Fig 6. The categorized proteome of the upregulated proteins in LeishIF4E2(+/-) mutant cells as compared to Cas9/T7 control cells.

The proteomic content of LeishIF4E2(+/-) and Cas9/T7 cells was determined by LC-MS/MS analysis, in triplicates. Raw mass spectrometric data were analyzed and quantified using the MaxQuant software and the peptide data were searched against the annotated L. mexicana proteins listed in TriTrypDB. The summed intensities of the peptides that served to identify the individual proteins were used to quantify changes in the proteomic content of specific proteins. Statistical analysis was done using the Perseus software. Proteins that were upregulated in the LeishIF4E2(+/-) mutant by 1.7 fold as compared to Cas9/T7 cell extracts, with p<0.05 are shown. (A) Proteins in LeishIF4E2(+/-) that were upregulated (>1.7 fold) as compared to Cas9/T7 extracts were clustered manually into functional categories. The pie chart represents the summed intensities of upregulated proteins in each category, in the LeishIF4E2(+/-) mutant.
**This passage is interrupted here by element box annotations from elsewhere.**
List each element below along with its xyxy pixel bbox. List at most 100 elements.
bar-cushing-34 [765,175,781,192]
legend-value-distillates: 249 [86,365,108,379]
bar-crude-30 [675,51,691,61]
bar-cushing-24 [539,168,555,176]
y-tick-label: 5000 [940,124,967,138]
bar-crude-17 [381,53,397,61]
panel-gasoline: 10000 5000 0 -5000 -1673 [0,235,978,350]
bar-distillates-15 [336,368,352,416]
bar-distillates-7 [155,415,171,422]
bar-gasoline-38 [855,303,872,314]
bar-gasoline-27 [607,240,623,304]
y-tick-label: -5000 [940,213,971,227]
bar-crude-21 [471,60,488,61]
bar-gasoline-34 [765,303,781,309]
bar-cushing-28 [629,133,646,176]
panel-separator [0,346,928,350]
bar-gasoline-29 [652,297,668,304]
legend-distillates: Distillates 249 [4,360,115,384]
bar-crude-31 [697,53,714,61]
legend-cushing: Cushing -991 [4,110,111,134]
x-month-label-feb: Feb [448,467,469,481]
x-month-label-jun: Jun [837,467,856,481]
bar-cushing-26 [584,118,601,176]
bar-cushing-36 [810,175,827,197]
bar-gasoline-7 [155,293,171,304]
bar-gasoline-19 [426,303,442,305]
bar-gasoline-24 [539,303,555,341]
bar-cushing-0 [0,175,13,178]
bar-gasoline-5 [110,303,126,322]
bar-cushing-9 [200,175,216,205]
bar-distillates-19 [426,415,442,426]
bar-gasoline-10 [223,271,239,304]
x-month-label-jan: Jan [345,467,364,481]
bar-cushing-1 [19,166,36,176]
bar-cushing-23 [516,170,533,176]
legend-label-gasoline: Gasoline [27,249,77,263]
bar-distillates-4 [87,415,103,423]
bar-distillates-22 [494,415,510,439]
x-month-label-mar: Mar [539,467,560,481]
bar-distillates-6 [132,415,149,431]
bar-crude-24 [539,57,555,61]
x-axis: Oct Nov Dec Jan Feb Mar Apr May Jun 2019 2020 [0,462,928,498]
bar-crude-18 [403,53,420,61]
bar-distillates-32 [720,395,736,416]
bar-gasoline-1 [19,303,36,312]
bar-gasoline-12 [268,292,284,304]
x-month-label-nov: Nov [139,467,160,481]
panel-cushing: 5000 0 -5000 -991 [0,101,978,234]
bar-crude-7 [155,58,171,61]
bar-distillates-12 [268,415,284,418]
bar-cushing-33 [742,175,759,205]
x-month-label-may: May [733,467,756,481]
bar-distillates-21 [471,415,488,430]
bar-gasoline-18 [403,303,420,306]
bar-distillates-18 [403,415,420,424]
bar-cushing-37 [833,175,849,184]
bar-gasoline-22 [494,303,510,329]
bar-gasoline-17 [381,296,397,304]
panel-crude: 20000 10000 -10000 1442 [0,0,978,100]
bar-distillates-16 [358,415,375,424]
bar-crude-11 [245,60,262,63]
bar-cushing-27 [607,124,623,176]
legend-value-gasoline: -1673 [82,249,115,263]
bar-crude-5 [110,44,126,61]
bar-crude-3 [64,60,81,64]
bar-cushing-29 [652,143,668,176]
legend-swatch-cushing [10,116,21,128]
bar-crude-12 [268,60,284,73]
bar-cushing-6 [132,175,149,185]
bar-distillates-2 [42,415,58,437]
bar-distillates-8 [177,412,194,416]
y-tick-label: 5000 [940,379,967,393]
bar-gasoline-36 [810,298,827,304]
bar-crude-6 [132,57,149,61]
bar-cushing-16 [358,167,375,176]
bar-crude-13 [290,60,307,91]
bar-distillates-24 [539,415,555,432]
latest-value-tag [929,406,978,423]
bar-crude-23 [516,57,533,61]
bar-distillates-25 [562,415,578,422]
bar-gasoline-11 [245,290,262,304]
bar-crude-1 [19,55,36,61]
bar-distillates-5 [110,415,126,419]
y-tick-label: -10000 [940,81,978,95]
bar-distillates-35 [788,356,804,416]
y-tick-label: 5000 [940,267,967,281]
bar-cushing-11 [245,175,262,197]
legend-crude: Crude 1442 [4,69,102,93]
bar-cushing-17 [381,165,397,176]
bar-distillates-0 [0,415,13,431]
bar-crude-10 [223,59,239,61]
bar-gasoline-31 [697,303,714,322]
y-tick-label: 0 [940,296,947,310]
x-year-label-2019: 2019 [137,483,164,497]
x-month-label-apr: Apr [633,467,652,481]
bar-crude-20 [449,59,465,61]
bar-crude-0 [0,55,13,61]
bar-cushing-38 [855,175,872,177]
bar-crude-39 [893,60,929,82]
Numbers in brackets indicate the number of proteins in each category, % represent their summed relative intensity in the analysis. (B) Enriched proteins were classified by the GO enrichment tool in TriTrypDB, based on Biological Function. The threshold for the calculated enrichment of proteins based on their GO terms was set for 2.5 fold, with p<0.05. This threshold eliminated most of the general groups that represented parental GO terms. GO terms for which only a single protein was annotated were filtered out as well.

Fig 7. LeishIF4E2(+/-) mutant cells easily transform to axenic amastigote-like cells.

(A) Promastigotes of the LeishIF4E2(+/-) mutant, control WT, and Cas9/T7 expressing cells grown under normal conditions are shown. (B) Morphology of cells transferred to conditions that induce differentiation to axenic-amastigotes (33°C/pH 5.5) during four days. Images were captured at 100x magnification with a Zeiss Axiovert 200M microscope equipped with AxioCam HRm CCD camera. The scale bar is 10 μm. (C) Shared upregulated proteins in the mutant LeishIF4E2(+/-) promastigotes (compared to Cas9/T7 cells) and in published amastigotes proteome. The total protein of the LeishIF4E2(+/-) mutant promastigotes was compared to the proteome of Cas9/T7 cells. The list of upregulated proteins was further compared with the proteins enriched in the amastigote proteome of the virulent L. amazonensis PH8 strain (de Rezende et al, PLOS NTD 2017) and of L. mexicana amastigotes (Paape et al, Mol Cell Prot 2008). L amazonensis gene IDs were converted to L. mexicana, for the sake of comparison.